When the voltage between the terminals 3a and 3b of the superconducting coil 3 becomes high due to the quenching of the superconducting coil 3, the superconducting wire 1
1 and the metal terminal 12 fuses the superconducting wire 11 and disconnects the persistent current switch 5 from the persistent current circuit, thereby preventing the persistent current switch 5 from being damaged by the application of high voltage. Things will disappear.

Further, unlike a normal breaker, the above-mentioned breaker 10 has a resistance value of zero in the superconducting wire 11 when it is in the on state, so there is no problem even if the superconducting coil 3 is operated in persistent current mode.
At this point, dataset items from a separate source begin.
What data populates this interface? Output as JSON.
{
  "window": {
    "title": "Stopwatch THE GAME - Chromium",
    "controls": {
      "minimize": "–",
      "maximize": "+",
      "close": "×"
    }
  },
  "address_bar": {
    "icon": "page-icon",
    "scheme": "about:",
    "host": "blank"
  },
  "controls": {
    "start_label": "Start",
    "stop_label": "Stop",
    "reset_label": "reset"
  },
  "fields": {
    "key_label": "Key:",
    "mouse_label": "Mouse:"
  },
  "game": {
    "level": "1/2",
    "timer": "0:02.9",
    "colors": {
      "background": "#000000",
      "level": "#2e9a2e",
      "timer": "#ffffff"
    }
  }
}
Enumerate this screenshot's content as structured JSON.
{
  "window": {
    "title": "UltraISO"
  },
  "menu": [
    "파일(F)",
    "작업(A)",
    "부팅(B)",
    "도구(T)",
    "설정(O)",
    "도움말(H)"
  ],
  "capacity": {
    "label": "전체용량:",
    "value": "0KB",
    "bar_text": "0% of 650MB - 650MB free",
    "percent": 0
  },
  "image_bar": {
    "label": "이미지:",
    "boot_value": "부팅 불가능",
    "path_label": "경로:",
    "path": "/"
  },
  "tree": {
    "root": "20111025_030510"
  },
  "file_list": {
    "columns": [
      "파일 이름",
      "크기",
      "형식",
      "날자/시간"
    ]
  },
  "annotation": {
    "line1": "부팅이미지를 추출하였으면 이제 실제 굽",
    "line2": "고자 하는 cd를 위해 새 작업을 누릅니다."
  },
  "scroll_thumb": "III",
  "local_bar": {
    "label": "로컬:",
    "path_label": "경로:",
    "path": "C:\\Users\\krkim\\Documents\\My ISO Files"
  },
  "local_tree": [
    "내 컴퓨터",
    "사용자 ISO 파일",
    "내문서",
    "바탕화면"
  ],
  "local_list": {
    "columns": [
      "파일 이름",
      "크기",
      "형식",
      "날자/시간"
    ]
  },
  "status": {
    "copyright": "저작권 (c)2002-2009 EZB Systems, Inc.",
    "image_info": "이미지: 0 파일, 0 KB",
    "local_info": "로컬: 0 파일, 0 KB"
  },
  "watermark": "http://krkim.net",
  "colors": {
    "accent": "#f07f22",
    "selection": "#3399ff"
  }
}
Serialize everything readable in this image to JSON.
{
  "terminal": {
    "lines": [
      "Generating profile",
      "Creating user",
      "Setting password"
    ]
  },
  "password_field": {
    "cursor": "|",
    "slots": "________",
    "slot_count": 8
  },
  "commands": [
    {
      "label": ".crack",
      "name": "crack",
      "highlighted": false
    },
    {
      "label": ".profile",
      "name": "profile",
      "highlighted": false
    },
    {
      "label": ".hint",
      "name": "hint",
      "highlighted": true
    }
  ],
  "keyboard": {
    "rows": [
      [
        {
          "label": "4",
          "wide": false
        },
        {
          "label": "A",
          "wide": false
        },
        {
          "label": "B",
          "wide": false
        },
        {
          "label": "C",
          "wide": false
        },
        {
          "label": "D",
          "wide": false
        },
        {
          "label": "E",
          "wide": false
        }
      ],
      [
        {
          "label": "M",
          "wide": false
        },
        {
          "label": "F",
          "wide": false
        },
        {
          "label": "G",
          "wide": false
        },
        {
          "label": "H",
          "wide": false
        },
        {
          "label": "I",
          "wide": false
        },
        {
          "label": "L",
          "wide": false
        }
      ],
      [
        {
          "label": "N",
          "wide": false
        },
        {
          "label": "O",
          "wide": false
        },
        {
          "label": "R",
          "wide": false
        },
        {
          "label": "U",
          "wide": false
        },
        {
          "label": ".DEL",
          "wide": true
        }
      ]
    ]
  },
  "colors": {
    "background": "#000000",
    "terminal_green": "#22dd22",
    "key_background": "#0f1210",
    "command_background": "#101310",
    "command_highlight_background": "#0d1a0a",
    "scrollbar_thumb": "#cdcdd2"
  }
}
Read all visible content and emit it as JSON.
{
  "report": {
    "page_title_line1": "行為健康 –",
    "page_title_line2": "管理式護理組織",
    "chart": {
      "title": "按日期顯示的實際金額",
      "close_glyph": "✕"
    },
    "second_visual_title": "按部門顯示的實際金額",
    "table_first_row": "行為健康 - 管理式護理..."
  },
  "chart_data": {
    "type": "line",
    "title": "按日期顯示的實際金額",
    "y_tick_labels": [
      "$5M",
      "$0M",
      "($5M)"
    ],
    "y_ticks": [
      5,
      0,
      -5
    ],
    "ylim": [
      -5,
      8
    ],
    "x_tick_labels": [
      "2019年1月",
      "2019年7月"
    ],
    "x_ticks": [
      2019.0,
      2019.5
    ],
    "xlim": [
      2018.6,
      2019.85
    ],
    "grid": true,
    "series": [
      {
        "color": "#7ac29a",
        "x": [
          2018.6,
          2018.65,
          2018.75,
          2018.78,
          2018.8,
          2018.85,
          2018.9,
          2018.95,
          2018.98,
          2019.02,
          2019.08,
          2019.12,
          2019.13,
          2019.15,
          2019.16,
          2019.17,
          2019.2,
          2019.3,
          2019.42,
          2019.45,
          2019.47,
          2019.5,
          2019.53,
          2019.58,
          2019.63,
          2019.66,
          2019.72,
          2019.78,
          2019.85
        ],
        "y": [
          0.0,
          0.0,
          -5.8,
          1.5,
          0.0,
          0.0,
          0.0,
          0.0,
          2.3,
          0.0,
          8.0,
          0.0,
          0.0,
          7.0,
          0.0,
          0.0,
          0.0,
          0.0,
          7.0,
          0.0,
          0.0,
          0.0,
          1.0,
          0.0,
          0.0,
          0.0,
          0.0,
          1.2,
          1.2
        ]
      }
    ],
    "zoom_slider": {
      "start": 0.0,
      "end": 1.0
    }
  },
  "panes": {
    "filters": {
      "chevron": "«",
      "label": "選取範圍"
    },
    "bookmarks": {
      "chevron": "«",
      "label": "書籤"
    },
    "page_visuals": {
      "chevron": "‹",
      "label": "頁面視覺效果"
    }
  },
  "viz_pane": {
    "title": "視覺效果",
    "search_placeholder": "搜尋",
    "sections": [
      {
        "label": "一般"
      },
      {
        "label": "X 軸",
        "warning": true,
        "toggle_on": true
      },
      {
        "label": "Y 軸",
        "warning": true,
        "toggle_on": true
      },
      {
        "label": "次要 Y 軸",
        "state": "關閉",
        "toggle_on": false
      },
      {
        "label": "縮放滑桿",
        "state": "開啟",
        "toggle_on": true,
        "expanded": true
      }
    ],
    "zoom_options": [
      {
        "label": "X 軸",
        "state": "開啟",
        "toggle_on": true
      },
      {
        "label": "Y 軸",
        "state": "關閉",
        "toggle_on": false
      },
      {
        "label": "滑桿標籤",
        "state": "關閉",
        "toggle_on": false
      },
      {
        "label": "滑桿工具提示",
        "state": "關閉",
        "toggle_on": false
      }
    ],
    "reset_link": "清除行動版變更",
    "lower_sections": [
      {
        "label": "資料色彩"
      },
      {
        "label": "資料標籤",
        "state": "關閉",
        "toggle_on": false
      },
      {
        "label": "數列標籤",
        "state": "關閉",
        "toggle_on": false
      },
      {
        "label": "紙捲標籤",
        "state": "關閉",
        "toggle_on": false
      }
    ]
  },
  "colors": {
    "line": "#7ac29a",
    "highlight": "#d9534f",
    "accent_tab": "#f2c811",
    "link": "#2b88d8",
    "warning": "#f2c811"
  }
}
Furthermore, since the breaker is installed at a location within the cryogenic region where it can be easily installed and removed, even if the breaker 10 becomes unusable each time a quench occurs in the superconducting coil 3, the breaker 10 can be replaced. can be done easily and in a short time.

In the above embodiment, the metal terminal 12 of the breaker 10 is connected to the ground line 12, but this is not necessarily necessary.

[Effects of the Invention] As described above, according to the present invention, when the superconducting coil is quenched, the high voltage generated between both terminals of the superconducting coil operates the breaker to disconnect the persistent current switch from the persistent current circuit. Therefore, it is possible to provide a superconducting device that can protect persistent current switches from high voltages.

[Brief explanation of drawings]

FIG. 1 is a circuit diagram showing an embodiment of a superconducting device according to the present invention, and FIG. 2 is a circuit diagram showing a conventional superconducting device. l...DC excitation power supply, 2...DC breaker, 3...
・Superconducting coil, 4... Cryogenic region, 5... Persistent current switch, 6... Protective resistor, 7... Superconducting wire, 8
... Heater, 9 ... Heater power supply, 10 ... Breaking device, 11 ... Superconducting wire, 12 ... Metal terminal, 13
...Earth line.

Claims (2)

[Claims] (1) A superconducting coil and a persistent current switch constituting a persistent current circuit are connected in parallel with the superconducting coil in a cryogenic region, and a protective resistor connected in parallel to the superconducting coil is provided outside the cryogenic region and an excitation power supply is provided. In the superconducting device configured to excite the superconducting coil, the persistent current switch is detachably installed in series with the persistent current switch, and is operated by a high voltage generated when the superconducting coil is quenched to disconnect the persistent current switch from the persistent current circuit. A superconducting device characterized by being equipped with a separating device. (2) A superconducting coil and a persistent current switch that constitutes a persistent current circuit are connected in parallel with the superconducting coil in a cryogenic region, and a protective resistor connected in parallel to the superconducting coil is provided outside the cryogenic region and an excitation power supply is provided. A superconducting device configured to excite the superconducting coil, comprising a superconducting wire connected in series to the persistent current switch, and a metal terminal provided close to the superconducting wire, and when quenching the superconducting coil. A superconducting device characterized in that a breaker is provided that uses a generated high voltage to generate an arc between the superconducting wire and the metal terminal to fuse the superconducting wire.